In The Call, Abigail Breslin’s character – and wow, Breslin ain’t no Little Miss Sunshine anymore! – is kidnapped by a guy with a very sad obsession over his once-beautiful sister, who wasted away from cancer. She’s grabbed, chloroformed, and thrown into a truck. When she wakes up, she dials 911 and then Halle Berry gets involved and does her thing. Through out the movie, situations kept coming up that brought back the thought “What would I do?” After the fact, you can say she could’ve elbowed the side of his head, kicked and screamed a little more, should’ve seen the guy’s actions coming from a mile away. There were so many instances in which she could have gotten away from the bastard.

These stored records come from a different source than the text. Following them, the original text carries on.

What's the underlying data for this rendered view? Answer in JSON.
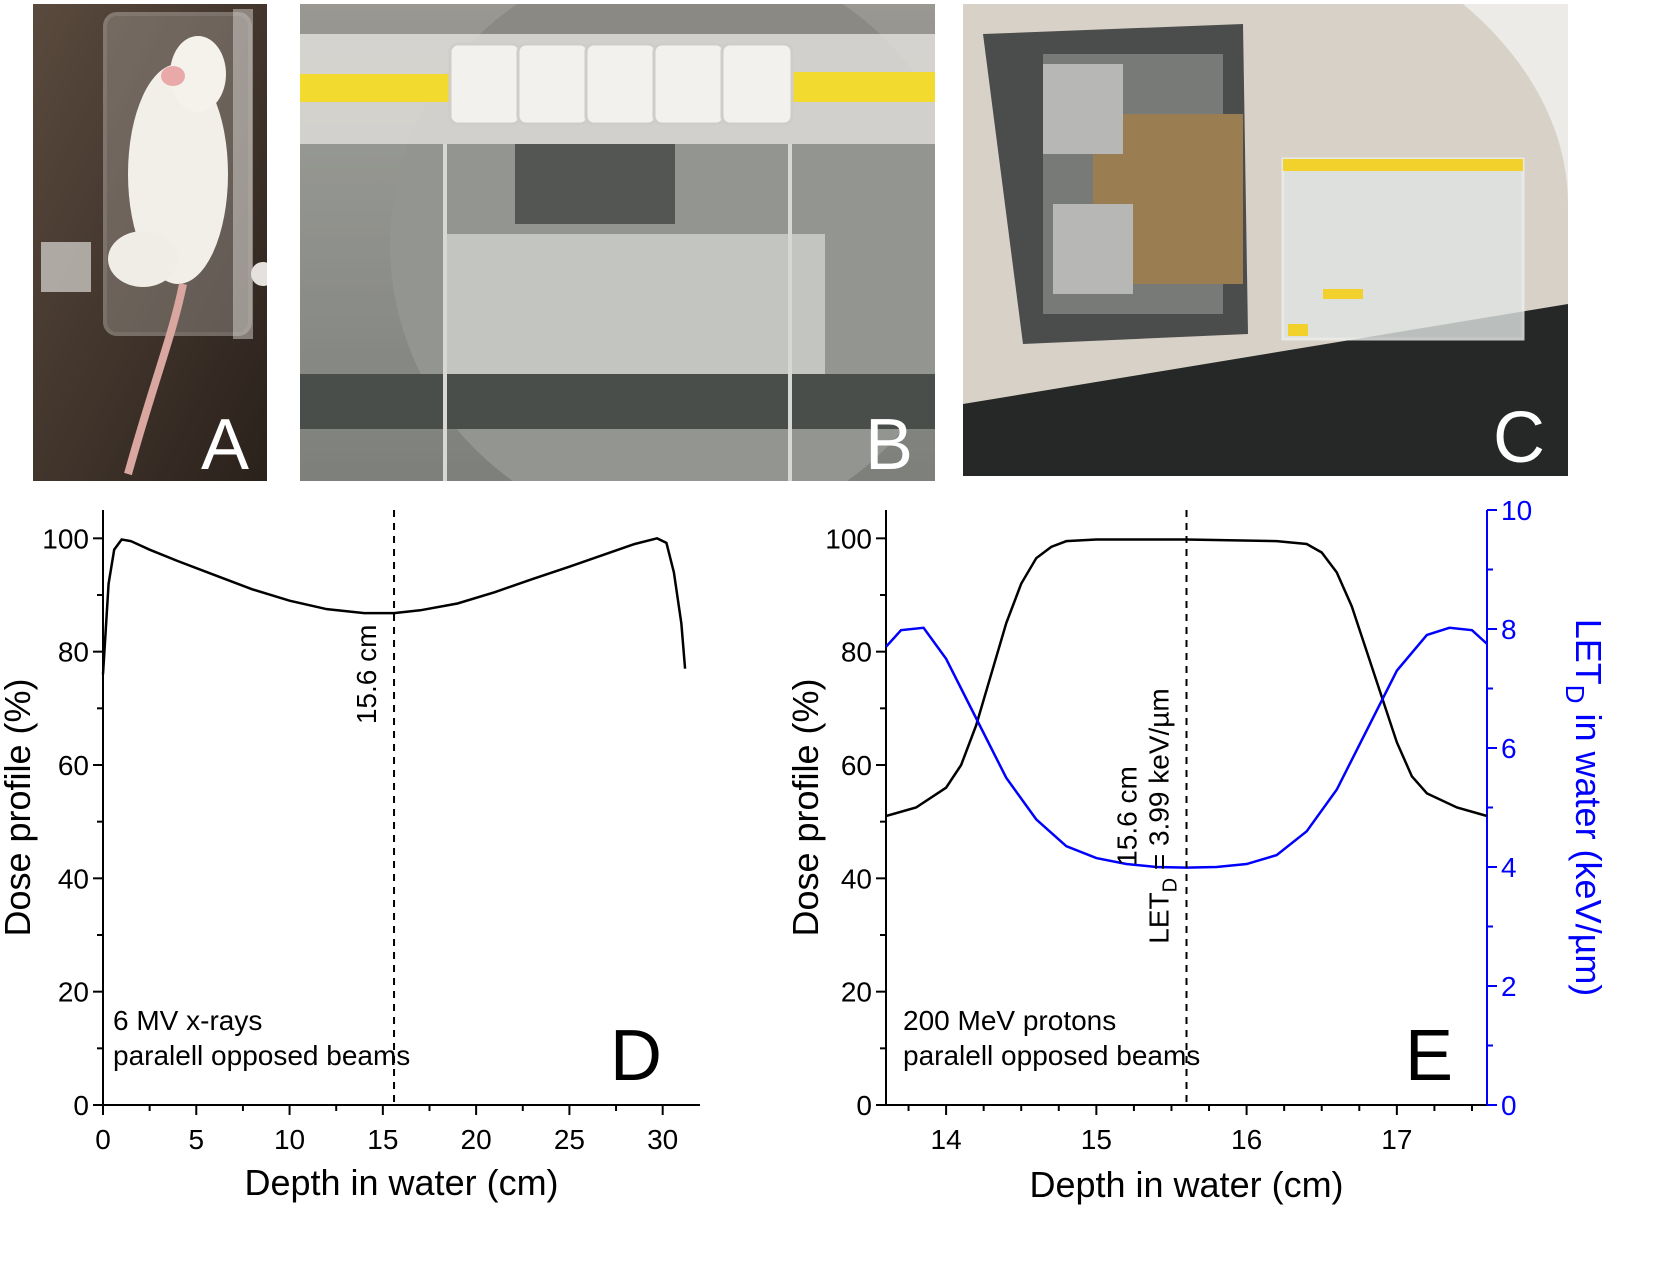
{
  "photos": [
    {
      "letter": "A"
    },
    {
      "letter": "B"
    },
    {
      "letter": "C"
    }
  ],
  "chart_data": [
    {
      "type": "line",
      "panel": "D",
      "xlabel": "Depth in water (cm)",
      "ylabel": "Dose profile (%)",
      "xlim": [
        0,
        32
      ],
      "ylim": [
        0,
        105
      ],
      "xticks": [
        0,
        5,
        10,
        15,
        20,
        25,
        30
      ],
      "yticks": [
        0,
        20,
        40,
        60,
        80,
        100
      ],
      "annotations": [
        "6 MV x-rays",
        "paralell opposed beams"
      ],
      "vline": {
        "x": 15.6,
        "label": "15.6 cm"
      },
      "series": [
        {
          "color": "#000000",
          "x": [
            0,
            0.3,
            0.6,
            1.0,
            1.5,
            2.5,
            4,
            6,
            8,
            10,
            12,
            14,
            15.6,
            17,
            19,
            21,
            23,
            25,
            27,
            28.5,
            29.7,
            30.2,
            30.6,
            31.0,
            31.2
          ],
          "y": [
            76,
            92,
            98,
            99.8,
            99.5,
            98,
            96,
            93.5,
            91,
            89,
            87.5,
            86.8,
            86.8,
            87.3,
            88.5,
            90.5,
            92.8,
            95,
            97.3,
            99,
            100,
            99.2,
            94,
            85,
            77
          ]
        }
      ]
    },
    {
      "type": "line",
      "panel": "E",
      "xlabel": "Depth in water (cm)",
      "ylabel": "Dose profile (%)",
      "y2label_main": "LET",
      "y2label_sub": "D",
      "y2label_rest": " in water (keV/µm)",
      "xlim": [
        13.6,
        17.6
      ],
      "ylim": [
        0,
        105
      ],
      "y2lim": [
        0,
        10
      ],
      "xticks": [
        14,
        15,
        16,
        17
      ],
      "yticks": [
        0,
        20,
        40,
        60,
        80,
        100
      ],
      "y2ticks": [
        0,
        2,
        4,
        6,
        8,
        10
      ],
      "annotations": [
        "200 MeV protons",
        "paralell opposed beams"
      ],
      "vline": {
        "x": 15.6,
        "label1": "15.6 cm",
        "label2_main": "LET",
        "label2_sub": "D",
        "label2_rest": " = 3.99 keV/µm"
      },
      "series": [
        {
          "axis": "left",
          "color": "#000000",
          "x": [
            13.6,
            13.8,
            14.0,
            14.1,
            14.2,
            14.3,
            14.4,
            14.5,
            14.6,
            14.7,
            14.8,
            15.0,
            15.6,
            16.2,
            16.4,
            16.5,
            16.6,
            16.7,
            16.8,
            16.9,
            17.0,
            17.1,
            17.2,
            17.4,
            17.6
          ],
          "y": [
            51,
            52.5,
            56,
            60,
            67,
            76,
            85,
            92,
            96.5,
            98.5,
            99.5,
            99.8,
            99.8,
            99.5,
            99,
            97.5,
            94,
            88,
            80,
            72,
            64,
            58,
            55,
            52.5,
            51
          ]
        },
        {
          "axis": "right",
          "color": "#0000ff",
          "x": [
            13.6,
            13.7,
            13.85,
            14.0,
            14.2,
            14.4,
            14.6,
            14.8,
            15.0,
            15.2,
            15.4,
            15.6,
            15.8,
            16.0,
            16.2,
            16.4,
            16.6,
            16.8,
            17.0,
            17.2,
            17.35,
            17.5,
            17.6
          ],
          "y": [
            7.7,
            7.98,
            8.02,
            7.5,
            6.5,
            5.5,
            4.8,
            4.35,
            4.15,
            4.05,
            4.0,
            3.99,
            4.0,
            4.05,
            4.2,
            4.6,
            5.3,
            6.3,
            7.3,
            7.9,
            8.02,
            7.98,
            7.75
          ]
        }
      ]
    }
  ]
}
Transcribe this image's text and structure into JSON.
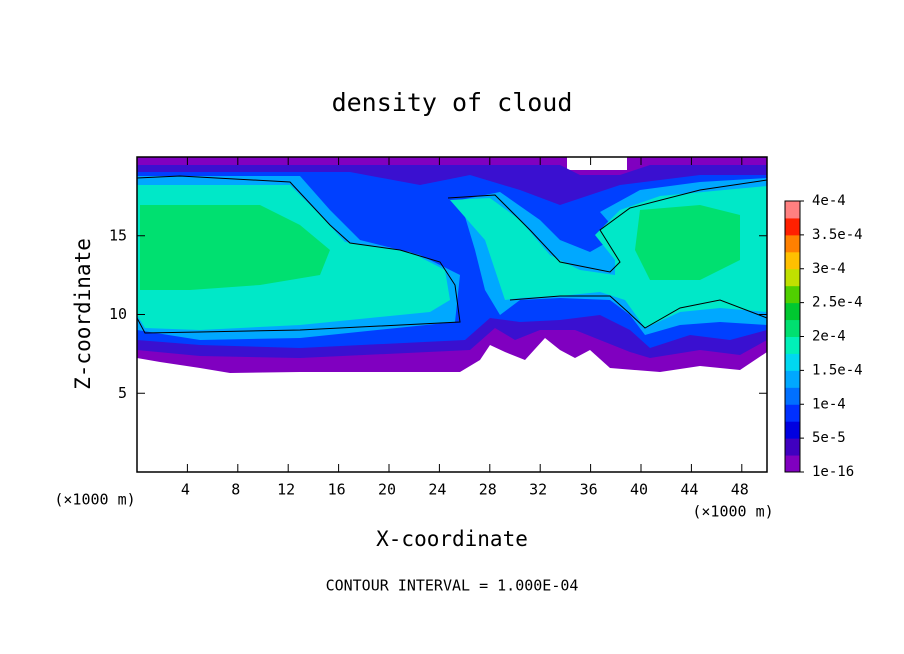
{
  "chart_data": {
    "type": "contour",
    "title": "density of cloud",
    "xlabel": "X-coordinate",
    "ylabel": "Z-coordinate",
    "x_unit": "(×1000 m)",
    "y_unit": "(×1000 m)",
    "footer": "CONTOUR INTERVAL = 1.000E-04",
    "xlim": [
      0,
      50
    ],
    "ylim": [
      0,
      20
    ],
    "xticks": [
      4,
      8,
      12,
      16,
      20,
      24,
      28,
      32,
      36,
      40,
      44,
      48
    ],
    "yticks": [
      5,
      10,
      15
    ],
    "colorbar": {
      "clim": [
        1e-16,
        0.0004
      ],
      "ticks": [
        {
          "value": 1e-16,
          "label": "1e-16"
        },
        {
          "value": 5e-05,
          "label": "5e-5"
        },
        {
          "value": 0.0001,
          "label": "1e-4"
        },
        {
          "value": 0.00015,
          "label": "1.5e-4"
        },
        {
          "value": 0.0002,
          "label": "2e-4"
        },
        {
          "value": 0.00025,
          "label": "2.5e-4"
        },
        {
          "value": 0.0003,
          "label": "3e-4"
        },
        {
          "value": 0.00035,
          "label": "3.5e-4"
        },
        {
          "value": 0.0004,
          "label": "4e-4"
        }
      ],
      "colors": [
        "#8000c0",
        "#4000c0",
        "#0000e0",
        "#0030ff",
        "#0070ff",
        "#00a8ff",
        "#00d8f0",
        "#00f0b8",
        "#00e070",
        "#00c830",
        "#50d000",
        "#c0e000",
        "#ffc000",
        "#ff8000",
        "#ff2000",
        "#ff8080"
      ]
    }
  }
}
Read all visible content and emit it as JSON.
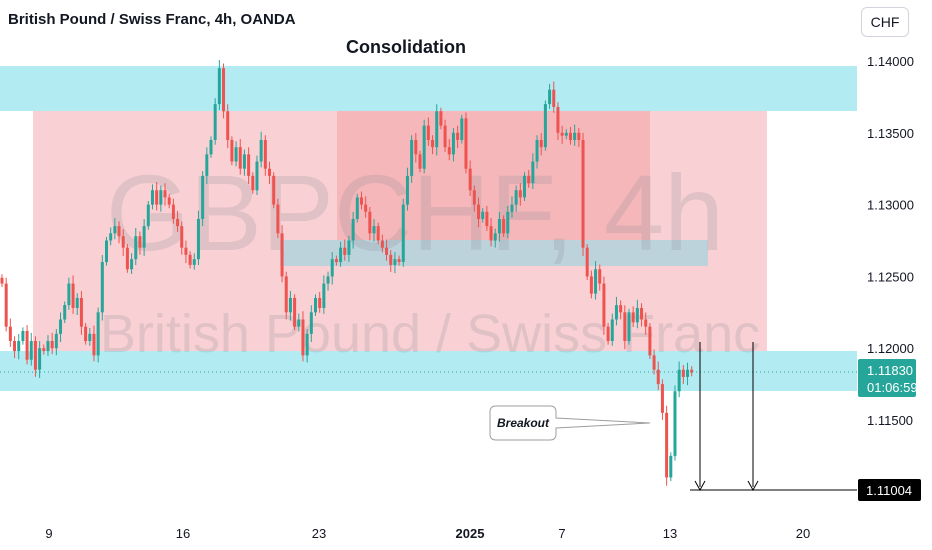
{
  "header": {
    "symbol_title": "British Pound / Swiss Franc, 4h, OANDA",
    "currency_button": "CHF"
  },
  "watermark": {
    "ticker": "GBPCHF, 4h",
    "name": "British Pound / Swiss Franc"
  },
  "colors": {
    "up": "#26a69a",
    "down": "#ef5350",
    "zone_cyan": "#b2ebf2",
    "range_pink": "#f8c8cb",
    "range_dark": "#f0a8ab",
    "mid_band": "#b9d3dc",
    "price_badge": "#26a69a",
    "target_badge": "#000000"
  },
  "chart_data": {
    "type": "candlestick",
    "title": "Consolidation",
    "y_axis": {
      "ticks": [
        "1.14000",
        "1.13500",
        "1.13000",
        "1.12500",
        "1.12000",
        "1.11500"
      ],
      "range": [
        1.1085,
        1.1412
      ]
    },
    "x_axis": {
      "ticks": [
        "9",
        "16",
        "23",
        "2025",
        "7",
        "13",
        "20"
      ],
      "bold_tick": "2025"
    },
    "current_price": {
      "value": "1.11830",
      "countdown": "01:06:59"
    },
    "target_price": "1.11004",
    "annotations": {
      "breakout_label": "Breakout"
    },
    "zones": {
      "resistance": [
        1.1365,
        1.1397
      ],
      "support": [
        1.1169,
        1.1196
      ],
      "mid": [
        1.1256,
        1.1274
      ],
      "range": [
        1.1166,
        1.1365
      ]
    },
    "closes": [
      1.1245,
      1.1215,
      1.1205,
      1.1198,
      1.1205,
      1.1212,
      1.1192,
      1.1205,
      1.1185,
      1.12,
      1.1198,
      1.1205,
      1.12,
      1.121,
      1.122,
      1.123,
      1.1245,
      1.1228,
      1.1235,
      1.1215,
      1.1205,
      1.121,
      1.1195,
      1.1225,
      1.126,
      1.1275,
      1.128,
      1.1285,
      1.1278,
      1.127,
      1.1255,
      1.1262,
      1.1278,
      1.127,
      1.1285,
      1.13,
      1.131,
      1.13,
      1.131,
      1.1305,
      1.13,
      1.129,
      1.1285,
      1.127,
      1.1265,
      1.1258,
      1.1262,
      1.129,
      1.132,
      1.1335,
      1.1345,
      1.137,
      1.1395,
      1.1365,
      1.1345,
      1.133,
      1.134,
      1.1325,
      1.1335,
      1.132,
      1.131,
      1.133,
      1.1345,
      1.1325,
      1.132,
      1.13,
      1.128,
      1.125,
      1.1225,
      1.1235,
      1.1215,
      1.122,
      1.1195,
      1.121,
      1.1225,
      1.1235,
      1.1228,
      1.1245,
      1.125,
      1.1262,
      1.126,
      1.127,
      1.1265,
      1.1275,
      1.129,
      1.1305,
      1.13,
      1.1295,
      1.128,
      1.1285,
      1.1275,
      1.127,
      1.1265,
      1.1258,
      1.1262,
      1.126,
      1.13,
      1.132,
      1.1345,
      1.1335,
      1.1325,
      1.1355,
      1.1345,
      1.134,
      1.1365,
      1.1355,
      1.134,
      1.1335,
      1.135,
      1.1345,
      1.136,
      1.1325,
      1.131,
      1.13,
      1.129,
      1.1295,
      1.1285,
      1.1275,
      1.128,
      1.129,
      1.128,
      1.1295,
      1.13,
      1.131,
      1.1305,
      1.132,
      1.1315,
      1.133,
      1.1345,
      1.134,
      1.137,
      1.138,
      1.1368,
      1.135,
      1.1348,
      1.135,
      1.1345,
      1.135,
      1.1345,
      1.127,
      1.125,
      1.1238,
      1.1255,
      1.1245,
      1.1215,
      1.1205,
      1.122,
      1.123,
      1.1225,
      1.1205,
      1.1225,
      1.1218,
      1.1228,
      1.122,
      1.1215,
      1.1195,
      1.1185,
      1.1175,
      1.1155,
      1.111,
      1.1125,
      1.117,
      1.1185,
      1.118,
      1.1185,
      1.1183
    ]
  }
}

But she is in the moment. She’s there. We are not. As much as we can try to sympathize and step into her shoes, we simply cannot. We’re sitting in our cushy seats, while the terribly unexpected happens to her. We’ve been expecting it ever since the trailers came out.   So while I’d like to say that I could keep a clear enough head to act rationally, to use my surroundings to maximum utility, and kill the bastard when I get the chance instead of tapping him on the head and trying to run away, I doubt that it would work out that way. Indeed, characters often do frustratingly irrational things just for the sake of advancing the plot, but sometimes those frustratingly irrational things are the reality. We aren’t perfectly tuned and calculated machines. We can’t see and know all. We are human. We can learn and practice all we can, but until the time comes when we actually need to act, how reliable are we really? Fight? Flight? Or open the door with that ominous music playing in the background?

On a semi-side note: watching The Call (and The Strangersmakes me want to take self-defense lessons.

Seen The Call? What are your thoughts on movies like it? God forbid you ever do, how do you think you’d fare in a life-threatening situation?